What does that mean?
All problems/solutions exist in some type of context. The problem-solvers/solution-finders usually inhabit the same space. It makes sense, right? A problem with customer service in a bank will be solved by employees at the bank; improving the design of a surgical device is done by clinicians, designers and engineers in the medical realm; figuring out the best meal for a family dinner is the responsibility of those in the household.
“The secret of all effective originality in advertising is not the creation of new and tricky words and pictures, but one of putting familiar words and pictures into new relationships.” – Leo Burnett, The advertising father of The Marlboro Man, Toucan Sam, the Jolly Green Giant, Morris the Cat, Tony the Tiger, and the Seven Up ‘spot’ among other things.

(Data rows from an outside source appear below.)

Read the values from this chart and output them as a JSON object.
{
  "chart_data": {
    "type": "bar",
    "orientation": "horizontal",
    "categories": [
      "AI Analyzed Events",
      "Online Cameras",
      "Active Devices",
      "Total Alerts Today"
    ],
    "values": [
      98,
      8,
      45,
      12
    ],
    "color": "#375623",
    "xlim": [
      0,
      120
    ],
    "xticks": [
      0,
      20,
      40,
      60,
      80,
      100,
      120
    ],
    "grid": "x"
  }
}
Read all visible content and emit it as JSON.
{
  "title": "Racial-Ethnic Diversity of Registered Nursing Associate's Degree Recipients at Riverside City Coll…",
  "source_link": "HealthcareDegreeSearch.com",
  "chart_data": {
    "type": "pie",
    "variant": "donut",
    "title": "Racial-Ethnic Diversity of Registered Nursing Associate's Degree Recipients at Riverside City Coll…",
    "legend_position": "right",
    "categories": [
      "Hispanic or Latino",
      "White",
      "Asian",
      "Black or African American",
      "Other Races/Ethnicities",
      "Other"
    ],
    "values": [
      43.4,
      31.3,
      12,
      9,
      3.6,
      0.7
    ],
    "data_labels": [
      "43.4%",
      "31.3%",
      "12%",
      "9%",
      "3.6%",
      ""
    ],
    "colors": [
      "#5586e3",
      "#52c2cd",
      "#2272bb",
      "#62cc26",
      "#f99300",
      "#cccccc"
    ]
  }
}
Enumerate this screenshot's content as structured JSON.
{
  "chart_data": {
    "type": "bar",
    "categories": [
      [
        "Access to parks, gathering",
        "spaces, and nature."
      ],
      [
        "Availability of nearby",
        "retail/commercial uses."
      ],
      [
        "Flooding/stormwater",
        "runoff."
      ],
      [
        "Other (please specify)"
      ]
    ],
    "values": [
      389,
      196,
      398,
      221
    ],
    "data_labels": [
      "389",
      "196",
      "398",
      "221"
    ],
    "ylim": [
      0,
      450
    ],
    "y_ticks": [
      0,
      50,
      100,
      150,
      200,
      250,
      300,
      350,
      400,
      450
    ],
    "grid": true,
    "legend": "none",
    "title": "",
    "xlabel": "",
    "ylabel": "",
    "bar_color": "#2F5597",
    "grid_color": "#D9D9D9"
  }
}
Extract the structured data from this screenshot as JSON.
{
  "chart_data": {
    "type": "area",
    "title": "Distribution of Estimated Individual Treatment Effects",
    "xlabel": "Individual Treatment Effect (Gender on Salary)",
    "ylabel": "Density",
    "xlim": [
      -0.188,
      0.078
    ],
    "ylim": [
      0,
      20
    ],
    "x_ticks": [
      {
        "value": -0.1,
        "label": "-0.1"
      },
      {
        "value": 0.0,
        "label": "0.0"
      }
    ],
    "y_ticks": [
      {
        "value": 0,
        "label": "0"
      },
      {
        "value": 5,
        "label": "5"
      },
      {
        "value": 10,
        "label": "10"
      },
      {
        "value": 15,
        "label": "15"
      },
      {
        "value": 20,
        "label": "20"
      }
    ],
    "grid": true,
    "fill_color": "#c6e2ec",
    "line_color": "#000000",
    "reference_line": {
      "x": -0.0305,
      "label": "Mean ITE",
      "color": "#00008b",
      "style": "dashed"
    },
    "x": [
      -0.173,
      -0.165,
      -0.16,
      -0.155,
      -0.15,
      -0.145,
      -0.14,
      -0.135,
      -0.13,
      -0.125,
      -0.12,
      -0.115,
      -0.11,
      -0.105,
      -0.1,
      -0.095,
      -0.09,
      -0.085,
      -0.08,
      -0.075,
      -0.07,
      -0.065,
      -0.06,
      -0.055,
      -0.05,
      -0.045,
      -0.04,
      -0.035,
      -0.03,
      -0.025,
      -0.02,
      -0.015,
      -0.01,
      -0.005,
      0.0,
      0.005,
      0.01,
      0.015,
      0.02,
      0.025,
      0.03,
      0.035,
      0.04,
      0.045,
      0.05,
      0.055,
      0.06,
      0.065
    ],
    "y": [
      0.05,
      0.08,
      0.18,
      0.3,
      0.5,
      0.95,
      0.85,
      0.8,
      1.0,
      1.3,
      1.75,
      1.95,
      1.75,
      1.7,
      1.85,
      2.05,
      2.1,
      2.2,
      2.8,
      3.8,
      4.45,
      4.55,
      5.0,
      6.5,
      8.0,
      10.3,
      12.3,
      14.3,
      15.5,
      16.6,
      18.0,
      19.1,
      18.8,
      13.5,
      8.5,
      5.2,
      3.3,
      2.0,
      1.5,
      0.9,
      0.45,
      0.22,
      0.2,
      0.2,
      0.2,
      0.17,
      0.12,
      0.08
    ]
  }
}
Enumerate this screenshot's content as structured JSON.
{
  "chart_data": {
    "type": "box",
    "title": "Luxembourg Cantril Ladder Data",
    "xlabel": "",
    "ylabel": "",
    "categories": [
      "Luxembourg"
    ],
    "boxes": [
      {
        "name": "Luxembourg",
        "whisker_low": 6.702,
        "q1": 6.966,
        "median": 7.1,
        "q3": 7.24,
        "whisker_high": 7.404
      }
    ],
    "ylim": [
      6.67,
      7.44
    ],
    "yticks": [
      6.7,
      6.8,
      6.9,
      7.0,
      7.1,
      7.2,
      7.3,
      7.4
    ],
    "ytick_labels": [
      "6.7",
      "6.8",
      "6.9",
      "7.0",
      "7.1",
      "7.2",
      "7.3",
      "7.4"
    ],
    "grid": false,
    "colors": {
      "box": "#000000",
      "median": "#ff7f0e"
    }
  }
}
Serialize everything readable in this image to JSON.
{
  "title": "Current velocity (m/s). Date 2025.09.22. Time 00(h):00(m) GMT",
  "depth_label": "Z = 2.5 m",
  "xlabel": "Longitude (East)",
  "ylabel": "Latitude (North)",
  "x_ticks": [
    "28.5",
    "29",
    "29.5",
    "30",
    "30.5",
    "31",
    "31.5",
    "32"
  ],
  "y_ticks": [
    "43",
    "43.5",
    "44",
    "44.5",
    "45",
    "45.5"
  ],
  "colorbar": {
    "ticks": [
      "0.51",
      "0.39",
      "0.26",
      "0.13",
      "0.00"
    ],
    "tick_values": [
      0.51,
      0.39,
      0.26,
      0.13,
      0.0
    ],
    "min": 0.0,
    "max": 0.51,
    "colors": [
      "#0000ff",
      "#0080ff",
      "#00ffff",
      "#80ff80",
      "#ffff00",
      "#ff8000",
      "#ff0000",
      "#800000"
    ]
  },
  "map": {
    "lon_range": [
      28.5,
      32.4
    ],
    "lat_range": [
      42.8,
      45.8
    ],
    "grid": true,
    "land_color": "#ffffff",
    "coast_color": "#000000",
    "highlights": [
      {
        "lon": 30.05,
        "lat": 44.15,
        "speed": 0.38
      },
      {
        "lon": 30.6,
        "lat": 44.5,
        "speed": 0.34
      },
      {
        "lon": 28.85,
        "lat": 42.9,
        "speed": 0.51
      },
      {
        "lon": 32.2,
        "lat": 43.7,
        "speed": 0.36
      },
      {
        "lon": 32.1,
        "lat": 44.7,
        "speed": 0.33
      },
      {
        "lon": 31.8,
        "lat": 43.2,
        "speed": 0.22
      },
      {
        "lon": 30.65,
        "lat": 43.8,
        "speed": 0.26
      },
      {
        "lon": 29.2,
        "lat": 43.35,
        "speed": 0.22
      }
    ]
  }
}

We can replace the word ‘advertising’ in the above quote with the word, ‘brainstorming sessions’ and it’s just as apropos. It’s about finding new relationships and one of the easiest way to do this is for idea generators to leave the space the problem inhabits. By doing this the solutions will necessarily come from a different direction and novel relationships will be made.
For example, let’s say that a team is thinking up ways of improving customer service in banks. Instead of looking at it from a banking perspective, pretend you are all hippies and ask, “In what ways would a hippie improve the experience in a bank?” Some of the resulting conversation might look something like this:
” Incense- we need patchouli in the air,”
“Flowers, we’d need flowers, maaaaan..”
“What about music? A guy playing an acoustic guitar would be sweet, man…waiting in line is such a drag…”
“Music is about righteousness and truth..where’s the righteousness and truth in here?”
“And love…I don’t feel love. ”
“How can anyone feel anything with the colors in here? It’s all dark and heavy, and this chair, augh! It’s too heavy and cold- give me the floor (she says pouring out of her chair and on to the floor).”
There’s an entirely different perspective now about what constitutes a bank, what the lobby should look like, smell like, feel like. Sure, maybe patchouli isn’t the way to go, but the brainstorming session has taken on an entirely new direction and ideas are flowing where only minutes ago there was uncomfortable silence.